Le gouvernement développe la stratégie de la terreur : ils ont recours au paramilitarisme dans les villages et dans les villes pour que des civils armés massacrent les protestataires, ils utilisent la manipulation des médias pour imposer leur discours officiel et criminaliser la protestation. Cependant, malgré leurs efforts, ils n’ont pas réussi à dissuader les manifestants, bien au contraire : la répression ne fait qu’accroître la mobilisation sociale. En effet, un peuple qui n’a plus rien à perdre n’hésite pas à descendre dans les rues pour se faire entendre, pour que se produisent les changements structurels nécessaires à ce que l’État change de cap.

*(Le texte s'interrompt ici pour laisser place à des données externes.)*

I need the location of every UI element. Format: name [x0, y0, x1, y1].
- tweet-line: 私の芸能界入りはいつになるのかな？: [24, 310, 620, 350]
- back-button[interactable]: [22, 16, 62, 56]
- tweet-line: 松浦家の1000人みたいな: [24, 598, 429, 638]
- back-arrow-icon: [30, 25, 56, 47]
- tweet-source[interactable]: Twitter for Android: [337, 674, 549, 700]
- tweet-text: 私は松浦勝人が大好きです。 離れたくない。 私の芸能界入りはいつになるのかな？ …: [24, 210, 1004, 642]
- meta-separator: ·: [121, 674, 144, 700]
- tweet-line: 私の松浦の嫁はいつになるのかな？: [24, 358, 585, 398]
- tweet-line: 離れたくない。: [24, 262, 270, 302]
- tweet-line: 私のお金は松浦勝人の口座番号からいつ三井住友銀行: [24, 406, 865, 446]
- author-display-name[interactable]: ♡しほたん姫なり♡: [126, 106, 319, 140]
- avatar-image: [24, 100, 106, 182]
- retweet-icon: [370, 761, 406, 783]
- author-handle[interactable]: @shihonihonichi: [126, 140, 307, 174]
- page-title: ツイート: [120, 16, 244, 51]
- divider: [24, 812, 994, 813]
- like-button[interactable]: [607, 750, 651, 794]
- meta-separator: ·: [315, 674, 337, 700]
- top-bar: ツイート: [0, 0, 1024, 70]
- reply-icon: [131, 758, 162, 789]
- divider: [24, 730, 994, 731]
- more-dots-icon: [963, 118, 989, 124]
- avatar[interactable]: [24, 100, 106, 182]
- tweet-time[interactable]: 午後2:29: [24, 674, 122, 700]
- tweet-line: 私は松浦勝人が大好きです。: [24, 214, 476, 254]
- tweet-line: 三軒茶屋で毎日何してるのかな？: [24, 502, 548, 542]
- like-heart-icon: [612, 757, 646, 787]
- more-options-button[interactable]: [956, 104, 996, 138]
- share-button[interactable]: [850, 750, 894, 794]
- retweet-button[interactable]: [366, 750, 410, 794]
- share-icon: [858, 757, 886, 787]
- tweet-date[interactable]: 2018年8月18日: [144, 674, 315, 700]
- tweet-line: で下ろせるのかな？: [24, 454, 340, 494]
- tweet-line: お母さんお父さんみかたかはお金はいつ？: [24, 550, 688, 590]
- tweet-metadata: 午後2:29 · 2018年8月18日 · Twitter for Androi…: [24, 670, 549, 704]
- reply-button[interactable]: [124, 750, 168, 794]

La communauté internationale doit se solidariser avec le peuple colombien et demander l’ouverture d’une enquête auprès du Bureau du Procureur de la Cour pénale internationale. Par ailleurs, une enquête préliminaire est en cours à la CPI depuis 2005 : il est incontestable que l’ouverture d’une enquête qui permettrait de déterminer les responsables de crimes contre l’humanité, par action ou omission, serait susceptible d’éviter davantage de bains de sang et l’éclatement d’une nouvelle guerre civile.
La communauté internationale se doit également d’accompagner et d’appuyer la réclamation d’un pacte social où les majorités seraient entendues. Un appel à respecter le calendrier électoral doit également être lancé étant donné que nous sommes à la veille de nouvelles élections. En effet, en mars et avril 2022 un nouveau pouvoir législatif et un nouveau gouvernement doivent être élus, il convient donc de s’assurer que la population puisse exercer ses droits politiques. En définitive, la seule issue à cette crise réside dans le dialogue, la négociation et la défense de la démocratie.